Plus de 7000 exposants issus d’organismes publics et privés, bénéficiaires de financements européens pour des projets en lien avec les nouvelles technologies digitales, s’étaient donné rendez-vous au Centre des Congrès de Lisbonne. L’ICT 2015 devait être le support de promotion des objectifs de l’Union européenne en matière d’économie digitale. Il a également offert de fructueuses opportunités de networking à ses participants.
Dès les premiers mots d’ouverture, la Commission européenne a annoncé la couleur : les technologies numériques sont en train de transformer l’économie européenne en profondeur. Du transport de marchandises à l’éducation, en passant par les services à la personne, ce sont tous les pans de notre société qui seront touchés par l’évolution vers l’économie digitale. De même que le moteur et l’électricité ont entraîné les changements vers des sociétés industrielles puis de service, les technologies digitales vont créer une nouvelle « Industrie 4.0 » pour Günther Oettinger, Commissaire européen pour l’Economie numérique.
C’est pourquoi, d’ici 2016, l’Union européenne souhaite s’insérer rapidement dans ce changement et mettre en place un marché digital unique. Cependant, celui-ci ne peut exister sans une coopération étroite entre partenaires publics et privés, mais surtout sans des investissements dans des projets ambitieux. Par cette stratégie, l’Union européenne entend s’imposer comme leader de l’économie digitale dans le monde.

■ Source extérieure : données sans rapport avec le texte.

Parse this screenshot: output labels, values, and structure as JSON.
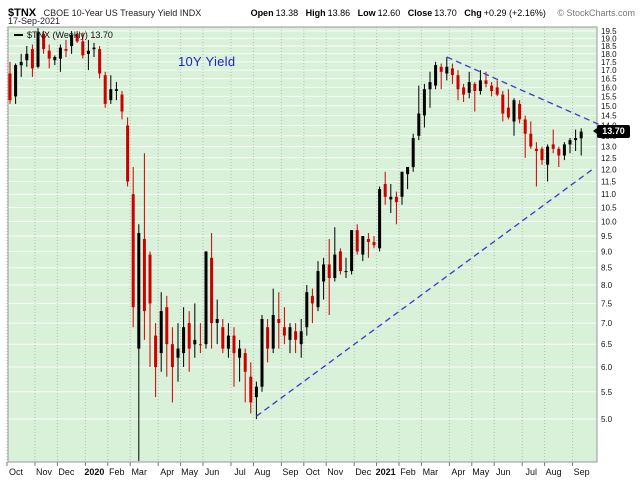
{
  "header": {
    "symbol": "$TNX",
    "description": "CBOE 10-Year US Treasury Yield INDX",
    "date": "17-Sep-2021",
    "quote": {
      "open_label": "Open",
      "open": "13.38",
      "high_label": "High",
      "high": "13.86",
      "low_label": "Low",
      "low": "12.60",
      "close_label": "Close",
      "close": "13.70",
      "chg_label": "Chg",
      "chg": "+0.29 (+2.16%)"
    },
    "copyright": "© StockCharts.com"
  },
  "chart_data": {
    "type": "candlestick",
    "legend": "$TNX (Weekly) 13.70",
    "last_price": 13.7,
    "price_tag": {
      "value": "13.70",
      "bg": "#000000",
      "fg": "#ffffff"
    },
    "annotation": {
      "text": "10Y Yield",
      "bar": 30,
      "value": 17.5,
      "color": "#2222cc"
    },
    "y_axis": {
      "min": 5.0,
      "max": 19.5,
      "step": 0.5,
      "scale": "log",
      "side": "right"
    },
    "colors": {
      "plot_bg": "#d9f0d9",
      "up": "#000000",
      "down": "#cc0000",
      "grid": "rgba(255,255,255,0.85)",
      "month_grid": "rgba(100,110,100,0.35)",
      "trendline": "#3939cf"
    },
    "x_ticks": [
      {
        "label": "Oct",
        "bar": 0
      },
      {
        "label": "Nov",
        "bar": 5
      },
      {
        "label": "Dec",
        "bar": 9
      },
      {
        "label": "2020",
        "bar": 14,
        "bold": true
      },
      {
        "label": "Feb",
        "bar": 18
      },
      {
        "label": "Mar",
        "bar": 22
      },
      {
        "label": "Apr",
        "bar": 27
      },
      {
        "label": "May",
        "bar": 31
      },
      {
        "label": "Jun",
        "bar": 35
      },
      {
        "label": "Jul",
        "bar": 40
      },
      {
        "label": "Aug",
        "bar": 44
      },
      {
        "label": "Sep",
        "bar": 49
      },
      {
        "label": "Oct",
        "bar": 53
      },
      {
        "label": "Nov",
        "bar": 57
      },
      {
        "label": "Dec",
        "bar": 62
      },
      {
        "label": "2021",
        "bar": 66,
        "bold": true
      },
      {
        "label": "Feb",
        "bar": 70
      },
      {
        "label": "Mar",
        "bar": 74
      },
      {
        "label": "Apr",
        "bar": 79
      },
      {
        "label": "May",
        "bar": 83
      },
      {
        "label": "Jun",
        "bar": 87
      },
      {
        "label": "Jul",
        "bar": 92
      },
      {
        "label": "Aug",
        "bar": 96
      },
      {
        "label": "Sep",
        "bar": 101
      }
    ],
    "trendlines": [
      {
        "from_bar": 44,
        "from_value": 5.05,
        "to_bar": 104,
        "to_value": 12.0
      },
      {
        "from_bar": 78,
        "from_value": 17.8,
        "to_bar": 106,
        "to_value": 13.95
      }
    ],
    "bars": [
      [
        16.8,
        17.5,
        15.1,
        15.3
      ],
      [
        15.5,
        17.4,
        15.1,
        17.3
      ],
      [
        17.3,
        18.0,
        16.6,
        17.5
      ],
      [
        17.6,
        18.5,
        17.2,
        18.0
      ],
      [
        18.3,
        18.6,
        16.6,
        17.1
      ],
      [
        17.2,
        19.7,
        17.1,
        19.4
      ],
      [
        19.3,
        19.5,
        18.0,
        18.3
      ],
      [
        18.2,
        18.6,
        17.1,
        17.7
      ],
      [
        17.6,
        17.9,
        17.3,
        17.8
      ],
      [
        17.7,
        18.6,
        16.9,
        18.4
      ],
      [
        18.3,
        18.9,
        17.8,
        18.2
      ],
      [
        18.5,
        19.5,
        18.0,
        19.2
      ],
      [
        19.3,
        19.5,
        18.7,
        18.8
      ],
      [
        18.8,
        19.4,
        17.7,
        17.9
      ],
      [
        18.0,
        18.9,
        17.0,
        18.2
      ],
      [
        18.4,
        18.7,
        17.8,
        18.3
      ],
      [
        18.3,
        18.5,
        16.5,
        16.8
      ],
      [
        16.7,
        16.9,
        14.9,
        15.1
      ],
      [
        15.3,
        16.7,
        15.1,
        15.9
      ],
      [
        15.8,
        16.3,
        15.3,
        15.9
      ],
      [
        15.6,
        15.8,
        14.3,
        14.7
      ],
      [
        14.0,
        14.4,
        11.3,
        11.5
      ],
      [
        11.0,
        12.1,
        6.9,
        7.4
      ],
      [
        6.4,
        9.9,
        4.0,
        9.6
      ],
      [
        7.3,
        12.7,
        6.6,
        9.4
      ],
      [
        8.9,
        9.0,
        6.0,
        7.5
      ],
      [
        6.7,
        7.0,
        5.4,
        6.0
      ],
      [
        6.3,
        7.8,
        5.9,
        7.3
      ],
      [
        7.4,
        7.7,
        5.8,
        6.5
      ],
      [
        6.5,
        6.9,
        5.3,
        6.0
      ],
      [
        6.2,
        7.0,
        5.7,
        6.4
      ],
      [
        6.3,
        7.4,
        6.0,
        6.9
      ],
      [
        7.0,
        7.3,
        5.9,
        6.4
      ],
      [
        6.5,
        7.5,
        6.2,
        6.6
      ],
      [
        6.5,
        7.0,
        6.3,
        6.5
      ],
      [
        6.5,
        9.0,
        6.4,
        9.0
      ],
      [
        8.8,
        9.6,
        6.4,
        7.0
      ],
      [
        7.1,
        7.6,
        6.5,
        7.0
      ],
      [
        6.9,
        7.1,
        6.3,
        6.4
      ],
      [
        6.4,
        7.0,
        6.2,
        6.7
      ],
      [
        6.7,
        6.9,
        5.6,
        6.3
      ],
      [
        6.2,
        6.6,
        5.7,
        6.4
      ],
      [
        6.3,
        6.4,
        5.3,
        5.9
      ],
      [
        5.8,
        6.1,
        5.1,
        5.3
      ],
      [
        5.4,
        5.7,
        5.0,
        5.6
      ],
      [
        5.6,
        7.2,
        5.5,
        7.1
      ],
      [
        6.9,
        7.1,
        6.1,
        6.4
      ],
      [
        6.4,
        7.9,
        6.3,
        7.2
      ],
      [
        7.1,
        7.8,
        6.4,
        7.0
      ],
      [
        6.9,
        7.4,
        6.5,
        6.7
      ],
      [
        6.6,
        7.0,
        6.3,
        6.9
      ],
      [
        6.8,
        7.0,
        6.3,
        6.6
      ],
      [
        6.5,
        7.1,
        6.2,
        6.8
      ],
      [
        6.9,
        8.0,
        6.7,
        7.8
      ],
      [
        7.7,
        7.9,
        7.0,
        7.5
      ],
      [
        7.4,
        8.7,
        7.3,
        8.4
      ],
      [
        8.1,
        8.8,
        7.6,
        8.6
      ],
      [
        8.6,
        9.4,
        7.2,
        8.2
      ],
      [
        8.2,
        9.8,
        8.1,
        8.9
      ],
      [
        9.0,
        9.1,
        8.3,
        8.4
      ],
      [
        8.4,
        8.8,
        8.2,
        8.4
      ],
      [
        8.4,
        9.7,
        8.3,
        9.7
      ],
      [
        9.7,
        9.9,
        8.9,
        9.0
      ],
      [
        8.9,
        9.5,
        8.7,
        9.5
      ],
      [
        9.4,
        9.6,
        8.8,
        9.3
      ],
      [
        9.3,
        9.5,
        9.1,
        9.2
      ],
      [
        9.1,
        11.3,
        9.0,
        11.2
      ],
      [
        11.4,
        11.9,
        10.6,
        10.9
      ],
      [
        10.8,
        11.4,
        10.3,
        10.9
      ],
      [
        10.9,
        11.1,
        9.9,
        10.7
      ],
      [
        10.9,
        11.9,
        10.6,
        11.9
      ],
      [
        11.8,
        12.1,
        11.2,
        12.1
      ],
      [
        12.1,
        13.6,
        11.9,
        13.4
      ],
      [
        13.5,
        16.1,
        13.3,
        14.6
      ],
      [
        14.5,
        16.2,
        13.9,
        15.9
      ],
      [
        15.9,
        16.9,
        14.9,
        16.3
      ],
      [
        16.1,
        17.5,
        15.9,
        17.3
      ],
      [
        17.2,
        17.4,
        15.9,
        16.9
      ],
      [
        16.8,
        17.8,
        16.4,
        17.2
      ],
      [
        17.1,
        17.4,
        16.2,
        16.7
      ],
      [
        16.7,
        17.0,
        15.3,
        15.9
      ],
      [
        16.0,
        16.2,
        15.2,
        15.6
      ],
      [
        15.7,
        16.9,
        15.4,
        16.3
      ],
      [
        16.2,
        16.3,
        14.7,
        15.8
      ],
      [
        15.8,
        17.0,
        15.6,
        16.4
      ],
      [
        16.4,
        16.9,
        16.0,
        16.2
      ],
      [
        16.1,
        16.3,
        15.5,
        15.8
      ],
      [
        16.0,
        16.4,
        15.5,
        15.6
      ],
      [
        15.6,
        15.8,
        14.2,
        14.6
      ],
      [
        14.9,
        15.9,
        14.3,
        14.4
      ],
      [
        14.2,
        15.4,
        13.5,
        15.3
      ],
      [
        15.1,
        15.3,
        14.1,
        14.3
      ],
      [
        14.3,
        14.5,
        12.5,
        13.6
      ],
      [
        13.6,
        14.2,
        12.9,
        13.0
      ],
      [
        12.8,
        13.2,
        11.3,
        12.9
      ],
      [
        12.9,
        13.0,
        12.2,
        12.4
      ],
      [
        12.2,
        13.1,
        11.5,
        13.0
      ],
      [
        13.1,
        13.8,
        12.7,
        12.9
      ],
      [
        12.9,
        13.0,
        12.1,
        12.6
      ],
      [
        12.6,
        13.2,
        12.4,
        13.1
      ],
      [
        13.1,
        13.4,
        12.7,
        13.3
      ],
      [
        13.3,
        13.8,
        12.8,
        13.4
      ],
      [
        13.38,
        13.86,
        12.6,
        13.7
      ]
    ]
  }
}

Une transition digitale encouragée par la Commission européenne
Parmi les projets financés par la Commission et exposés durant la conférence ICT 2015, on a pu découvrir une multitude d’idées et de dénominations autant improbables que futuristes. Les termes les plus récurrents ont été « smart cities » (villes intelligentes), « 5G », « digital skills » (compétences digitales), « Big data » ou encore « objets connectés », entre autres. Les meilleurs projets ont été récompensés par les étudiants présents durant la conférence : ils reflètent la diversité des thématiques couvertes par l'Union européenne.
Notamment, l’Human Brain project (projet sur le cerveau humain) crée une réelle relation de proximité entre recherche sur des technologies numériques intelligentes inspirées de notre structure neurologique, et développement de technologies permettant de soigner les maladies du cerveau. Concernant l’éducation, le projet No one left behind a recours à la programmation de jeux vidéos par les élèves dans un but pédagogique, et Monarch est un robot qui éduque les enfants. Ceux-ci font écho à la « Code week », la volonté de l’Union européenne de favoriser l’apprentissage de compétences digitales. Enfin, en phase avec l’actualité brûlante du moment, on a pu voir le projet USEMP et sa technologie favorisant le contrôle de ses données personnelles en ligne par l’utilisateur.
Qu’est-ce que le « marché digital unique » prôné par la Commission Juncker ? La création d’un marché unique est le fondement de l’Union européenne depuis 1957. Ce marché s’est peu à peu élargi, au fil des traités européens, à d’autres domaines que l’économie. La création d’un marché digital unique entre dans cette dynamique. Il vise à supprimer les dernières barrières qui entravent la libre circulation du commerce entre les Etats membres. Mais, au delà de ses potentiels effets positifs sur l’économie européenne, la création d’un marché digital unique aurait des conséquences bien plus larges en termes d’éducation, d’accès au service public, de protection des données personnelles en ligne ou de gestion de notre environnement naturel.
Quid des effets sur notre société ?
L’un des enjeux principaux du développement de l’économie digitale est sa répercussion irréversible sur l’état de notre société. Cette question a régulièrement été au centre des conférences qui se sont déroulées lors de la conférence ICT 2015. Participants et exposants se sont interrogés sur la direction à prendre concernant le développement des nouvelles technologies. Celles-ci doivent-elles nous accompagner ou nous remplacer dans l’exécution de nos tâches quotidiennes ? Que penser de l’avancée du recours à la robotique dans le monde du travail, de la santé, de l’éducation, voire même de la gouvernance en termes d’évolution du marché de l’emploi et de responsabilités sociales ? Le langage informatique deviendra-t-il le prochain langage universel ? Et comment ne pas être aveuglé par tous les bénéfices économiques que nous font miroiter les technologies digitales, au risque de détériorer notre tissu social ?
La conférence ICT 2015 a mis en avant la progression et les investissements entrepris par l’Union européenne en faveur de la création d’une économie digitale. Mais face aux intérêts économiques évidents qui motivent cette politique, les contrecoups sociétaux apparaissent encore flous et ne semblent pas être anticipés. Si le développement d’une économie digitale est entrepris au niveau européen, il appartiendra pourtant aux Etats membres, au niveau national, d’accompagner la transition sociétale que la mise en place d’une telle économie va engendrer.